Setidaknya 73 wartawan Filipina tewas dalam koneksi langsung ke pekerjaan mereka sejak 1992, dan menjadikan Filipina sebagai negara paling mematikan kedua di dunia bagi pers, menurut penelitian CPJ. Setidaknya 55 pembunuhan wartawan dalam dekade terakhir telah terselesaikan. Menghadapi awal Agustus ini, dalam waktu 48 jam, tiga wartawan dibunuh di Filipina. Fotografer Mario ditembak mati di depan stri dan anak perempuannya pada Kamis (1/8) lalu di rumahnya di kota General Santos. Dikutip dari sini.
Kasus pembunuhan wartawan untuk membungkam kebebasan pers selain di Indonesia ternyata terjadi lebih parah lagi di Filipina. Seperti kita ketahui, Udin, wartawan harian Bernas, sampai detik ini tidak jelas siapa pembunuh sesungguhnya. Udin dikenal vokal dan kritis terhadap pemerintahan orde baru semasa hidupnya sebagai wartawan. Akhirnya udin meninggal dunia setelah upaya penyelamatannya gagal karena parahnya aksi brutal yang dilakukan terhadapnya.
Apa yang terjadi di Indonesia setidaknya belum seberapa meskipun masih tergolong cukup parah. Lebih gila lagi ternyata di Filipina para kuli tinta sudah harus siap bila meregang nyawa jika tulisannya tidak disukai oleh penguasa atau orang-orang tertentu.
Meskipun banyak kemiripan sejarah politik antara Indonesia dan Filipina namun banyak hal yang membedakan antara kebebasan berekspresi di Indonesia dan di Filipina. Kebebasan berekspresi di Filipina jauh sebelum Indonesia mengalami masa reformasi. Dalam upaya melakukan perjuangan reformasi itulah muncul beberapa budayawan sebagai strategi melawan penguasa. Karena jika berhadapan dengan frontal maka akibatnya adalah penghilangan nyawa.
Jurnalis Indonesia banyak yang menyamar menjadi budayawan yang kerap melakukan kritik sosial, dan itu yang terjadi sampai saat ini dan ternyata laku. Sebutlah Sudjiwotedjo dengan gaya khasnya yang selalu tampil mentereng di setiap aksi layar kaca. Dia adalah mantan jurnalis yang menyamar menjadi budayawan. Kritiknya sebagai budayawan nyaris tidak halus namun frontal seperti wartawan. Tapi orang yang di kritik tidak merasa marah karena mbah Tedjo menyampaikannya dengan cerita pewayangan yang sarat dengan sejarahnya nan mistis.

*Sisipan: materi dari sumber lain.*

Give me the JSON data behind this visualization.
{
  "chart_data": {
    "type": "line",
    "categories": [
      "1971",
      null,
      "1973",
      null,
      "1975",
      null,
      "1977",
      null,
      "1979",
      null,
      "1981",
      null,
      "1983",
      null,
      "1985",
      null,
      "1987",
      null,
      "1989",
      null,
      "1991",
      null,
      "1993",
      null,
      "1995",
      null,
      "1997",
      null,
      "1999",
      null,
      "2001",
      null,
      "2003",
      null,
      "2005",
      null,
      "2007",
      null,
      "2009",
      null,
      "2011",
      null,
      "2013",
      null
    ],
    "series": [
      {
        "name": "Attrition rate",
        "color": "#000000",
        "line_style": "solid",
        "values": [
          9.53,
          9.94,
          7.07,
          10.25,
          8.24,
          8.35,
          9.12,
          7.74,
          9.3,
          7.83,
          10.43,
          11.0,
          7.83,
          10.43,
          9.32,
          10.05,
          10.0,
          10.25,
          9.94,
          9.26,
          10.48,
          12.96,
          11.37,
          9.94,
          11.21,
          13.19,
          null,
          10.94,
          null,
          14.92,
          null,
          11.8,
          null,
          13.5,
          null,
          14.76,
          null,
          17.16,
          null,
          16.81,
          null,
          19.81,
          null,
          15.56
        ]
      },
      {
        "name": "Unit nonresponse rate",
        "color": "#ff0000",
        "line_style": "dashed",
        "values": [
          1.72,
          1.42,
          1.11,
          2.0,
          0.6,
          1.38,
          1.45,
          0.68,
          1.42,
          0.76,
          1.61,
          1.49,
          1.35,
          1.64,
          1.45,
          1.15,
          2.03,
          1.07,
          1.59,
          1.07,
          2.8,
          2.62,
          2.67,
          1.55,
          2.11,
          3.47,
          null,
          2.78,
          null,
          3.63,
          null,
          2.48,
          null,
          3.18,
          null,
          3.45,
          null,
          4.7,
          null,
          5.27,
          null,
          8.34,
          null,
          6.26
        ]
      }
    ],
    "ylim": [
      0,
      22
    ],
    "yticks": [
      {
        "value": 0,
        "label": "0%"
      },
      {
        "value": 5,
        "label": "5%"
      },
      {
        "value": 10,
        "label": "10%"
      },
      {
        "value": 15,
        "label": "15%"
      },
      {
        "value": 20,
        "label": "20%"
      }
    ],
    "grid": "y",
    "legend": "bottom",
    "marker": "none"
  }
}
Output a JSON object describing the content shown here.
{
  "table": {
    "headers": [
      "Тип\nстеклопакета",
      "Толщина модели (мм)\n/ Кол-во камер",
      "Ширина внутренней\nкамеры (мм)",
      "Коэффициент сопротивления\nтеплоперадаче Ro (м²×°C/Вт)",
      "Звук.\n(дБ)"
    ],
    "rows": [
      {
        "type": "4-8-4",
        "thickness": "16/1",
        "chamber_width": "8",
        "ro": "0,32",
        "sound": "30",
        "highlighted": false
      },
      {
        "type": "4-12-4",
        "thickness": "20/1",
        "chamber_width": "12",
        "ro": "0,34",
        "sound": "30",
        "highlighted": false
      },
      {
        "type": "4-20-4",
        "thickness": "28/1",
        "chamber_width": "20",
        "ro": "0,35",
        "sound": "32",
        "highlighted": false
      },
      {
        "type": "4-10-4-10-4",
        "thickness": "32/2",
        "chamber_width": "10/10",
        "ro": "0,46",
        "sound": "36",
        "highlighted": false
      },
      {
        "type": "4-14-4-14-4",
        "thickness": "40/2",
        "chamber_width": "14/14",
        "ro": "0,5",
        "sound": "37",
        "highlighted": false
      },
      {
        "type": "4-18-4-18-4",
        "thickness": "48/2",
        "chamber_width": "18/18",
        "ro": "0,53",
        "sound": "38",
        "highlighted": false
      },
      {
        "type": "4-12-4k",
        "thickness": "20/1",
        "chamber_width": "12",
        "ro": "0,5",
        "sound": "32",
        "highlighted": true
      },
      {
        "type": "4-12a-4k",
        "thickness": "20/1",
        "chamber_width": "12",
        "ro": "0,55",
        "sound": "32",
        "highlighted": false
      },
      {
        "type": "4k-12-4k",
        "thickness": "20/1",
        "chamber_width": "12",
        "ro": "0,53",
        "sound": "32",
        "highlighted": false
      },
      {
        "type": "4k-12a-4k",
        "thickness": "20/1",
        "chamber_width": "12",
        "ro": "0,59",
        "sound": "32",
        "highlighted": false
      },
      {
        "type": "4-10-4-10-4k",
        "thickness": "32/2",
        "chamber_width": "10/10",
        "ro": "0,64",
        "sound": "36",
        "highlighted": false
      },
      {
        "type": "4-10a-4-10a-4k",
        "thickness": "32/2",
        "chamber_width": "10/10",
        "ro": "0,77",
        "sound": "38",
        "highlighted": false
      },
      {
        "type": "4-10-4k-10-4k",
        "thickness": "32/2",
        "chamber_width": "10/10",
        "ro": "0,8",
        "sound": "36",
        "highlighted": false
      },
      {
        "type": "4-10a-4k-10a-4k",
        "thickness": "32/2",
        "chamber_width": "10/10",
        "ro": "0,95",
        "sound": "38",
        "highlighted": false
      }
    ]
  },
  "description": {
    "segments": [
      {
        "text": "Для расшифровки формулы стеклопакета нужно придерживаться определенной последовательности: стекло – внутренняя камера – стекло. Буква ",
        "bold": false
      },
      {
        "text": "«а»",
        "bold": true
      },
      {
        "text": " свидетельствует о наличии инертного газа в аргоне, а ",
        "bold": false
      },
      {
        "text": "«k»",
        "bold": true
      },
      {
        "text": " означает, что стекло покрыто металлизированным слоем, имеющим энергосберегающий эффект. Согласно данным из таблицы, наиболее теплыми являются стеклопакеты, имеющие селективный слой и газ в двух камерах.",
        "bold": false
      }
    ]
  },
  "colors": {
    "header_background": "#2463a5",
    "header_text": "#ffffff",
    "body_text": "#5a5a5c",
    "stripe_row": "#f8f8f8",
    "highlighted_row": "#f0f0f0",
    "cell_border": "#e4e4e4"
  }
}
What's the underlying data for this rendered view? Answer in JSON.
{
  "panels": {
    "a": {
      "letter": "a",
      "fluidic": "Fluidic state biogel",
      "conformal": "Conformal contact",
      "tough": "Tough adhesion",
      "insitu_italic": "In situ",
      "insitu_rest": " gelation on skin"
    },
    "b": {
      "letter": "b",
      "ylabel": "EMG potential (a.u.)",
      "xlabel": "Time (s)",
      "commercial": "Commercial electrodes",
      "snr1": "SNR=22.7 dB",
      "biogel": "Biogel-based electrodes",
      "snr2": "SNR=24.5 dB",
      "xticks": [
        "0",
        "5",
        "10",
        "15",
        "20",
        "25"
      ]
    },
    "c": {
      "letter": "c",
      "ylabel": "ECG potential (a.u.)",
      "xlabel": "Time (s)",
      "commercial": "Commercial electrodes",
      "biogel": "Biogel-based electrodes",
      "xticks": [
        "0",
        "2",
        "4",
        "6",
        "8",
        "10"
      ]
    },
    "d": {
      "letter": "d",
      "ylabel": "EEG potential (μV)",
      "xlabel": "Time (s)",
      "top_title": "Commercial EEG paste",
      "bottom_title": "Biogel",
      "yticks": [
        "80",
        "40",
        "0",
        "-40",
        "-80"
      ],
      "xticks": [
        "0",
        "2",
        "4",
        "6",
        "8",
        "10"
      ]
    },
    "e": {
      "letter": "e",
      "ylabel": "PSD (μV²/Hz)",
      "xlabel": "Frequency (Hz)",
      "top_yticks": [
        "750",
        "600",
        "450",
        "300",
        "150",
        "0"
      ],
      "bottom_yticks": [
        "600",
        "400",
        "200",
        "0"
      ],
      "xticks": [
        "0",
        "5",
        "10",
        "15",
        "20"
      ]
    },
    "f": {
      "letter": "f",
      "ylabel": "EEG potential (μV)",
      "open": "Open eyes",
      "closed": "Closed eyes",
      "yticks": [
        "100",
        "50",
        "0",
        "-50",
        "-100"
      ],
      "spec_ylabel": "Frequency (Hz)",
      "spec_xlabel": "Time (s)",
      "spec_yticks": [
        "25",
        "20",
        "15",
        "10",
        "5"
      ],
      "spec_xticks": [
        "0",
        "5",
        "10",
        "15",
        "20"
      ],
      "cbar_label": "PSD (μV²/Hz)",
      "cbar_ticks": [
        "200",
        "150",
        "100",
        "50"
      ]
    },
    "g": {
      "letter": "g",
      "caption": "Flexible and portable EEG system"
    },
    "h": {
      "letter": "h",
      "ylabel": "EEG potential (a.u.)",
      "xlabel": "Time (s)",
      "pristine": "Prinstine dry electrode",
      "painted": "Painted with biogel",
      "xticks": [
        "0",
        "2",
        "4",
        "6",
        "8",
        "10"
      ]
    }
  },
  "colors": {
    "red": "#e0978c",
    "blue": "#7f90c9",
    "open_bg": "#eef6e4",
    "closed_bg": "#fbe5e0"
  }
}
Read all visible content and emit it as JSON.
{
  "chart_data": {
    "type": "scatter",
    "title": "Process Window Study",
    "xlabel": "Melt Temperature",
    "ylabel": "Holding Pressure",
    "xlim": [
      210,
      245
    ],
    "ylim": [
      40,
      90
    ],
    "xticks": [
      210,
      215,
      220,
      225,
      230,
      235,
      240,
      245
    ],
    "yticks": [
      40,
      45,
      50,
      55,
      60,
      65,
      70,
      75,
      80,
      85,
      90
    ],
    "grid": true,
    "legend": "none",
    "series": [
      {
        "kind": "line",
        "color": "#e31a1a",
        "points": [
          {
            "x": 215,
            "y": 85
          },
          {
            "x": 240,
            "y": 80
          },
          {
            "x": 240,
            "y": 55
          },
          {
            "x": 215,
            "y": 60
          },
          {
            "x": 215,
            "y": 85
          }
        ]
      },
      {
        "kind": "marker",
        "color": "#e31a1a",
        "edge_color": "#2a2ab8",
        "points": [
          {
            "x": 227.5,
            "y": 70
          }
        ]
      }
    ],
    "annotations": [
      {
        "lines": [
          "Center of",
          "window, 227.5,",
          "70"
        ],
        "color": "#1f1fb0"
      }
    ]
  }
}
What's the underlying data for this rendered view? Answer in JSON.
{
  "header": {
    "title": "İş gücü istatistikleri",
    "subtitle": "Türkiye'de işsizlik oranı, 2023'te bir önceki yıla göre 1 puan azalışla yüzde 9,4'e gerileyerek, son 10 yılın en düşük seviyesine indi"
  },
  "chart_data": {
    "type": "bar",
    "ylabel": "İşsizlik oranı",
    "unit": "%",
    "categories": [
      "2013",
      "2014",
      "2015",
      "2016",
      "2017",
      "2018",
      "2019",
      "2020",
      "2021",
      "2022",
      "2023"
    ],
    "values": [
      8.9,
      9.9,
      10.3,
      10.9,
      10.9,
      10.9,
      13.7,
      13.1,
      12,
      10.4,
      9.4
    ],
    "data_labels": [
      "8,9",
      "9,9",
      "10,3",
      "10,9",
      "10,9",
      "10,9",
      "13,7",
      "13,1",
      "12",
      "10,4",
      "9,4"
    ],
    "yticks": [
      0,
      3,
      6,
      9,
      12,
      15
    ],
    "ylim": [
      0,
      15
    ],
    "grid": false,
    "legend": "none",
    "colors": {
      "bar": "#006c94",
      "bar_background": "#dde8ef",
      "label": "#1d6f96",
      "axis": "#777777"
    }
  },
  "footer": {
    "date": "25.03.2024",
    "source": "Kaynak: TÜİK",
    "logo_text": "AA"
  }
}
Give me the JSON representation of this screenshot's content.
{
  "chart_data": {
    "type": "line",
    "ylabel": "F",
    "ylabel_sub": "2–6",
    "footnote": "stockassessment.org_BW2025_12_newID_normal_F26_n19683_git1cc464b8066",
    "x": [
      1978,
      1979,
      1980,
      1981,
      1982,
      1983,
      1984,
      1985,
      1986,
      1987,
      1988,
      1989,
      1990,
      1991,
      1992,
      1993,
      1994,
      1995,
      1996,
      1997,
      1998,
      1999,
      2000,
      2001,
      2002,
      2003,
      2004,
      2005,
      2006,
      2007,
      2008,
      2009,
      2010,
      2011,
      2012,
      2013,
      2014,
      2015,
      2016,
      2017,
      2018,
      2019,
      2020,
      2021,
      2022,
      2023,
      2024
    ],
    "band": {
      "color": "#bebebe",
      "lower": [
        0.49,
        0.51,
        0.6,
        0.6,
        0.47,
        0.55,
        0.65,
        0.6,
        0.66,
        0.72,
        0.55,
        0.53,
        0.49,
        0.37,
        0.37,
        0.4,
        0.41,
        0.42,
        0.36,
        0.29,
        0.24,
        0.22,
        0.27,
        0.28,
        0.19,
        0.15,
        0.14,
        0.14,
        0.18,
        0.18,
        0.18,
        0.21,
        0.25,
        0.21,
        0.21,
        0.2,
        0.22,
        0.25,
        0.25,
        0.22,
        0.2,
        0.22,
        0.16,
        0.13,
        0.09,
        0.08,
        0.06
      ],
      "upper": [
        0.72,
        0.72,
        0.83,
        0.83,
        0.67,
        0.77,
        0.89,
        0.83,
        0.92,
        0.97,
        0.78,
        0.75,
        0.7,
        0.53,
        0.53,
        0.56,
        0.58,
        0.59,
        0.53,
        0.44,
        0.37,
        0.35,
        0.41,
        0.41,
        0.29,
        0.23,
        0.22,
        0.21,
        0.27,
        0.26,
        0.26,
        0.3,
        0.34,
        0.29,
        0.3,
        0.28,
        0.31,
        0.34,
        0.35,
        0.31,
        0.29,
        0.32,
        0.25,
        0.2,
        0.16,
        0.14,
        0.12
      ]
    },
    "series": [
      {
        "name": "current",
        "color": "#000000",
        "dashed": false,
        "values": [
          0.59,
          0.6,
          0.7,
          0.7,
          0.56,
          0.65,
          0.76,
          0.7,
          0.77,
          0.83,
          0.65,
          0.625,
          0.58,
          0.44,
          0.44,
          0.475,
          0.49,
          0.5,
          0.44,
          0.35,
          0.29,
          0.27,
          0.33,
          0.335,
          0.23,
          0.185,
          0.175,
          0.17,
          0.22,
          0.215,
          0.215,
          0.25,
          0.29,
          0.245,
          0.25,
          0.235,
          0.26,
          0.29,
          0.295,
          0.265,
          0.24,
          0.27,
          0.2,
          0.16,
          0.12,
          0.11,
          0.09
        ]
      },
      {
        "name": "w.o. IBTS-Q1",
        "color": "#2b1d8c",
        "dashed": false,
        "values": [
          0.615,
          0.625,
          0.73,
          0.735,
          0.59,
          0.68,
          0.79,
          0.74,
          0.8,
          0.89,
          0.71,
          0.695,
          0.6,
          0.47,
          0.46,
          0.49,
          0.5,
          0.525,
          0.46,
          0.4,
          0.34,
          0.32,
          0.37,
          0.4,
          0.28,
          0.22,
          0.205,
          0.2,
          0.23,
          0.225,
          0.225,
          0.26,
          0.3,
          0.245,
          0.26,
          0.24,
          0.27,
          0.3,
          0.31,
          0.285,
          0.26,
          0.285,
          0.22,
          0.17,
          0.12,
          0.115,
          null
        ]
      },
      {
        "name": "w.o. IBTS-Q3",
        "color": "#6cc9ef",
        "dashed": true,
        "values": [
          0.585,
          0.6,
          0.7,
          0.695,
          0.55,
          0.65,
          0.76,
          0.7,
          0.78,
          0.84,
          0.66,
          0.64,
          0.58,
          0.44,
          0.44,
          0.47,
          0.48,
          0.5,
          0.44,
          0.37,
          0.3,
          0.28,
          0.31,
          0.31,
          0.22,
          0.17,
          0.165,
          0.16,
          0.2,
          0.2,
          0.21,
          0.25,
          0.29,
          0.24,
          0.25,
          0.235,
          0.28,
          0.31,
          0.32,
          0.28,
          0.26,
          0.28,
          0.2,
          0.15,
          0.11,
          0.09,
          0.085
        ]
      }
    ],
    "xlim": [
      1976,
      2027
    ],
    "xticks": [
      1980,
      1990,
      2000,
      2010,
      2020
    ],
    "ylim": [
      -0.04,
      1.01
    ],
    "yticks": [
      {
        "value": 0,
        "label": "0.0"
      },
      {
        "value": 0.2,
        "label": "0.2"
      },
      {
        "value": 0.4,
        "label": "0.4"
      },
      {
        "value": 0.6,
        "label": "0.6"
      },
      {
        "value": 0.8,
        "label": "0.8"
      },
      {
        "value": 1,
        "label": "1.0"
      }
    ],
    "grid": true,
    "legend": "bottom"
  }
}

Yang terjadi di Filipina sekarang adalah ketakutan yang mencekam meskipun tidak terlihat secara vulgar. Kondisi psikologis para jurnalis dan jurnalis warga akan selalu dalam keadaan siap siaga menghadapi apapun resiko yang ada. Kebebasan para blogger setidaknya terpengaruh banyak dari kasus-kasus pembunuhan wartawan yang keji dan sepertinya terencana.
Sudah saat-nya blogger dan jurnalis warga melakukan geriliya perlawanan dengan cara yang berbeda. Bukan dengan melakukan perlawanan langsung berhadap-hadapan. Secara resmi Presiden Benigno Aquino berjanji akan memperbaiki citra negaranya atas kejadian terbunuhnya beberapa wartawan. Namun hal tersebut belum cukup dilakukan sementara keberpihakan pemerintah pada jurnalis masih dirasa kurang atau bahkan masih dipertanyakan.
Dalam kaitannya dengan komunitas ASEAN 2015, perlu adaanya kerjasama dalam bidang politik sebagai upaya rekonsiliasi nasional antara pemerintah dan jurnalis yang didalamnya terdapat blogger dan jurnalis warga pula. Dengan begitu upaya-upaya untuk mempersatukan bangsa demi kepentingan bersama dan lebih besar lagi ASEAN akan semakin mudah tanpa adanya petumpahan darah kembali.
Ketegasan pemerintah dalam hal ini mutlak sangat dibutuhkan. Apalagi citra buruk yang melekat selama ini terhadap Filipina akan sulit untuk dihapus dalam catatan sejarah kebebasan pers. Record tersebut akan sirna seiring dengan membaiknya kondisi dan pemberian hak yang wajar terhadap kebebsasan berekspresi bagi warganya dan para pemburu berita. Jangan sampai kebebasan berekspresi itu malah diancam dengan tali gantungan kematian. Bisa bebas namun kaku dan tak luwes lagi. Yang ada justru kepura-puraan bahkan kepalsuan yang ditunjukkan ditengah tekanan.